The view preceding, is from that given by Thoroton, which having an historical notice, could not be withheld, by the proprietor of this work, from the public. It appears from historical document that it was materially damaged during the civil war of the last century. Thoroton's words, on this subject, are engraven upon the plate of the view of the house thus "A prospect of Ossington House from the field on the west side, as it now is, some part of it having been ruined in the late rebellious war." (fn. 10) This house, which was owned by the Cartwrights about that time, as Thoroton observes and who married into the family of Cranmer, continued in the possession of that family till it became extinct; the last of that line being females, four in number, jointly sold it to William Dennison, a great merchant, in the woollen line, at Leeds in Yorkshire. This gentleman died at Bath, in 1782. It has been said of him, I know not with what truth, that he died possessed of 700,000l. mostly acquired by business. He served the office of high sheriff of the county in 1779. A magnificent Mausoleum has been erected here lately, to shelter his remains.

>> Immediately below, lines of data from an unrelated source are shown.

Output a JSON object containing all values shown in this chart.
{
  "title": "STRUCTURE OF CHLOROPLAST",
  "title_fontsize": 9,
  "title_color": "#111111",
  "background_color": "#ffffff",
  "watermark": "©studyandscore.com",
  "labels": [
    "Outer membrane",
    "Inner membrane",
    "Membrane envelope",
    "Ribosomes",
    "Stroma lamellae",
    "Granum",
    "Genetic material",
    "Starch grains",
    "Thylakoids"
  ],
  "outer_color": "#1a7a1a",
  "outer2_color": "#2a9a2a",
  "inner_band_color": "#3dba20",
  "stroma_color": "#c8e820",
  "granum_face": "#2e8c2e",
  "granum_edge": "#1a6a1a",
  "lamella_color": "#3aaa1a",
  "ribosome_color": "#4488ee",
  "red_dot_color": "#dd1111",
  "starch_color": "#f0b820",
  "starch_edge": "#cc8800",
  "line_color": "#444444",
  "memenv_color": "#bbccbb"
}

The church or chapel here is dedicated to Holy Rood, is newly built, as is also the Hall. It has a kind of doom like tower, with five bells. The tombs, arms, &c. in the preceding plate, are taken from Thoroton. Patron, William Cartwright, esq; Propr. Knights Templars. Incumbent, Revd. John Charlesworth.


  • 1. Lib. Dooms.
  • 2. Leg. Lent. p. 3.
  • 3. Ib: p: 118.
  • 4. Pip. 5 Joh.
  • 5. Plac. 9 Joh. 10 11 in dorso.
  • 6. Pasch. 10. Joh. ro 9.
  • 7. Regist. de Lent. p. 118.b.
  • 8. Fin. lev. apud Leycest. M 10 Joh.
  • 9. Fat. 34 H. 8. par. 5.
  • 10. In looking over the list of names, page 53, vol. 2, of this work, where are inserted most of the names of the principal families in the county, who sent a letter to the representatives of Nottinghamshire, about the existing difference between Charles the First and his Parliament, I do not find the name of Cartwright. Therefore by that paper we are at a loss to know on which side the mansion was injured.